Like pretty much every other tech company, Google is going all-in on A.I. and machine learning, inserting the self-teaching technology into pretty much every one of its major projects, a trend that only continued in the last three months.

Four of Google’s biggest products — Maps, Gmail, YouTube, and Google Photos — have received updates utilizing machine learning, said Google CEO Sundar Pichai during the earnings call for Alphabet (Google’s parent company) on Monday.

“Google has always been about using deep computer science and insights to solve some of the world’s most complex problems,” Pichai said. “Our ability to rapidly deploy the best machine learning in all of our products enabled us in this quarter to launch all sorts of new, smart features.”

Some of the changes may be subtle, but Pichai said that the company sees future applications of deep learning essentially letting it adapt and change its products faster than human programmers thinking of one problem at a time would be. For reference, here’s a brief overview of some of the subtle changes made in those four key products.

Google Maps Reads Street Signs

In May, Google’s research team announced that it had been studying street view images with a new deep-learning tool to read street signs with far greater accuracy (and in different languages).

Gmail Spam Filter Nears Perfection

At the end of May, Google also announced that its Gmail spam filter had gotten almost perfect at blocking spam and phishing attempts, thanks, for the most part, to machine-learning algorithms that could make comparisons between spam emails and recognize similar patterns.

YouTube Automatically Subtitles Videos

Google is using various machine-learning techniques on YouTube, but most recently the company’s automatic subtitle feature learned how to recognize sound effects and accurately caption them.

Google Photos Recognizes People

Google’s worked machine learning into Google Photos in a couple of different ways, but at the I/O developer conference in May, the company announced a few cool updates.
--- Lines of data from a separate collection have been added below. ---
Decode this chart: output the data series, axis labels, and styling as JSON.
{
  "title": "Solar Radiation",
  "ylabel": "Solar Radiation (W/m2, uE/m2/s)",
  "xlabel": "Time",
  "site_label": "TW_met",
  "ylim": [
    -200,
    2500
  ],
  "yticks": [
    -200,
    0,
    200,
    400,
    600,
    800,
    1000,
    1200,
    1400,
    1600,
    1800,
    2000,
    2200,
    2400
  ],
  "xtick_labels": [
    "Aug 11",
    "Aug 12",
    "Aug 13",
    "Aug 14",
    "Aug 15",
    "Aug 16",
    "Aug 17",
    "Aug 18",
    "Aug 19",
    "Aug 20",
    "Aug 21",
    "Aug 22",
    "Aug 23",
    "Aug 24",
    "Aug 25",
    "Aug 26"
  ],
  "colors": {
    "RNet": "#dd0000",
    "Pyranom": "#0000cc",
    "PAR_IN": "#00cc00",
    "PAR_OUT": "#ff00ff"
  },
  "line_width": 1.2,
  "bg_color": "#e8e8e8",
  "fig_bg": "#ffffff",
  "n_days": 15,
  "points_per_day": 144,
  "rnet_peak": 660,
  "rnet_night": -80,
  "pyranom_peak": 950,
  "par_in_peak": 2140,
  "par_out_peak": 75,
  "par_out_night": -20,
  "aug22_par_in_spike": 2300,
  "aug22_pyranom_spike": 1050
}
Machine learning-powered image recognition software now gives you automated sharing suggestions when you take a picture, recognizing people you’ve shared similar photos with and suggesting you do it again. That’s pretty crazy to think about, honestly — imagine Google knowing who you tend to send dog pics (or more explicit options) to and suggesting you share it again. Google’s new Lens product (basically Google Glass 2.0) uses similar image recognition software, so the company’s innovations in one product are rarely limited to that branch.

The Cold, Hard Cash

Pichai’s comments made it clear that Google sees applications of machine learning as being central to the company’s future.

Alphabet announced that it had made $26 billion in revenue during the second quarter of 2017, a 21 percent increase compared to the first quarter of 2016. The company announced that it had made $6.3 billion in income, even after a costly $2.7 billion fine from the European Union, which claimed that some aspects of Google’s shopping results were anti-competitive because their algorithms appeared to favor certain companies.

The announcement followed a consistent trend of Alphabet basically making a ton of money — in the first quarter of this year, Alphabet posted $24.75 billion in revenue, a 22 percent increase from the same three months of 2016. In the same announcement last year, the company also punctuated its earnings with the news that Google had big plans for Waymo, eventually hoping to integrate its self-driving car technology into public transportation networks. Going back further, in the fourth quarter of 2016 Alphabet also posted over $26 billion in revenue, and after a solid start to 2017, most analysts expect the company is going to keep those strong numbers going.